Any kind of investing is a very personal thing, and there are lots of factors to consider before you dive in. Many first-time investors debate whether they should put their money into stocks or into real estate.
Good question. Let’s explore it.
Stocks will give you liquidity because you’re able to withdraw your money at any time. But there are distinct advantages to sinking your money into real estate, according to The Motley Fool, a multimedia financial-services company that provides financial solutions for investors.
…this is where I’ve put my money.
First of all, with real estate you’re going to have a lot more control over your investment. You can add value to your property through better management, physical improvements and an understanding of the local real estate market. Better yet, you can actually see what you’re investing in. There’s something comforting about walking into a home or commercial property and being able to say, “This is where I’ve put my money.”
Here’s another advantage to real estate investing over stocks – you won’t have to wade through a company’s quarterly earnings reports. That’s important because those statements can get pretty confusing if you aren’t well versed in SEC filings. It’s like trying to decipher Greek.

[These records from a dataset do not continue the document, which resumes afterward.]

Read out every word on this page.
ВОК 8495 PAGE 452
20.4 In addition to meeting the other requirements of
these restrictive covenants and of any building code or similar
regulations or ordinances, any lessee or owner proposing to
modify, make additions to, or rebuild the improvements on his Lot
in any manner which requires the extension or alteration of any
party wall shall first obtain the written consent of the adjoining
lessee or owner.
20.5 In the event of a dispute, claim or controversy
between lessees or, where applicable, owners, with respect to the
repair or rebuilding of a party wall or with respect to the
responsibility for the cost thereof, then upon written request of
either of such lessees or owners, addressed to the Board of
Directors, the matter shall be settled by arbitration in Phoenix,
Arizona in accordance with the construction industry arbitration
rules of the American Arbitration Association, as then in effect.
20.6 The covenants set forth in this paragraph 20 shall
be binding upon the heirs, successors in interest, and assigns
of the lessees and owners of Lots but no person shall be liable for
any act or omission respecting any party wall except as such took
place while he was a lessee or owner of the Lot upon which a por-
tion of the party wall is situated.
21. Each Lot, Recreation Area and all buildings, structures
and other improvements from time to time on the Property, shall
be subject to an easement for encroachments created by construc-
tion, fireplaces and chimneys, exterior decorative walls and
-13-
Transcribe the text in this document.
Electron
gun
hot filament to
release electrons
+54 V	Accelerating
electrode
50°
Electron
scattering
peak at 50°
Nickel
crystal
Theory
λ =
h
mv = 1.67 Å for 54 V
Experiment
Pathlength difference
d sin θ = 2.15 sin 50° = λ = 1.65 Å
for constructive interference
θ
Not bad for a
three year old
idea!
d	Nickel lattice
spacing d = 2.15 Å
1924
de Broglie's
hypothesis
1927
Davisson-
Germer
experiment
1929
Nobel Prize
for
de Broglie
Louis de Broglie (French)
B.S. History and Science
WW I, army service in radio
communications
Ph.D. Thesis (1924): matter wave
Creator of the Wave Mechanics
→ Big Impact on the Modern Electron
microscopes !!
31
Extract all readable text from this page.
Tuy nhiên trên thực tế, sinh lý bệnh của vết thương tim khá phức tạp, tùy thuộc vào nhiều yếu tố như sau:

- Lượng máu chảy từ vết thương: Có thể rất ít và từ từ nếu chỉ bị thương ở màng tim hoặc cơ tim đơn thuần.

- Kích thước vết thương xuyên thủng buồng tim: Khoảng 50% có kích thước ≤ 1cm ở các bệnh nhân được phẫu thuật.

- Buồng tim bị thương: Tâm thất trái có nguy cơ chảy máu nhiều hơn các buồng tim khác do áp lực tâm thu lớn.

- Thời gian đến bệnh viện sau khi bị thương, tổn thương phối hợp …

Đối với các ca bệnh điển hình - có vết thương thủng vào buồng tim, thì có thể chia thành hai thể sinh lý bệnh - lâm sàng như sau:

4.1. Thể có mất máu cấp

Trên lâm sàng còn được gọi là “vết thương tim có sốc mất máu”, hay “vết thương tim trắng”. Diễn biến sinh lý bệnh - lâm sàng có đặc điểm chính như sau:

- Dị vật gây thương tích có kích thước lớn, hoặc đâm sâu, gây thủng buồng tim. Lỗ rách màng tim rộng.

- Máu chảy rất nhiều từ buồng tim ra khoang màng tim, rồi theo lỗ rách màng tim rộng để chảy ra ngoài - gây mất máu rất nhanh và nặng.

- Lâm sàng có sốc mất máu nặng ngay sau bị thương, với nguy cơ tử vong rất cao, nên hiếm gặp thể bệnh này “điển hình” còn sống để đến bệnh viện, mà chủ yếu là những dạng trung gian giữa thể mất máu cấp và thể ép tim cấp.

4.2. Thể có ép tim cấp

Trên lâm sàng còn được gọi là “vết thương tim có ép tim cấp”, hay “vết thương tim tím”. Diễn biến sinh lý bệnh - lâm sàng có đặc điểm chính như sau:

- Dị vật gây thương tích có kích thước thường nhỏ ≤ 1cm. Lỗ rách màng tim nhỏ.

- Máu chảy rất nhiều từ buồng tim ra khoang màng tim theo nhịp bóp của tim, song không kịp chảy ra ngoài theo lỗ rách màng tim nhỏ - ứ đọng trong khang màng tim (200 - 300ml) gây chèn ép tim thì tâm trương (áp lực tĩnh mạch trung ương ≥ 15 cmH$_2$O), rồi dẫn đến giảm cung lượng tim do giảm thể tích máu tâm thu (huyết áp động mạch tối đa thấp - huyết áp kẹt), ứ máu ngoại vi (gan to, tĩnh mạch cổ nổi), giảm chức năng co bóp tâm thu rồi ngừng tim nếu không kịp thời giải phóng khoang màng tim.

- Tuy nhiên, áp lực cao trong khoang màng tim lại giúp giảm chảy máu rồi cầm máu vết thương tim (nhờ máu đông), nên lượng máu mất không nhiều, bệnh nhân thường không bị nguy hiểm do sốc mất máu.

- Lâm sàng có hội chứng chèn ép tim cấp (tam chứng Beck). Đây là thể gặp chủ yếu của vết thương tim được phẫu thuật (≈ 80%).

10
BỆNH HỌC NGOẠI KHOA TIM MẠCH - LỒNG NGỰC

Another advantage to real estate investing is you can create a steady monthly cash flow and won’t be at the mercy of a volatile stock market. And anyone who listens to the news knows how crazy Wall Street can get.
Are you a “hands-on” kind of person? If not, real estate investing is also a good investment choice. You can hire a property manager to handle most things, although you’ll still want to monitor what he or she is doing in terms of showing your property to its best advantage and making sure that your tenant doesn’t trash the place.
The bottom line is control. When you invest in real estate you’ll simply have more of it. And that’s always good thing!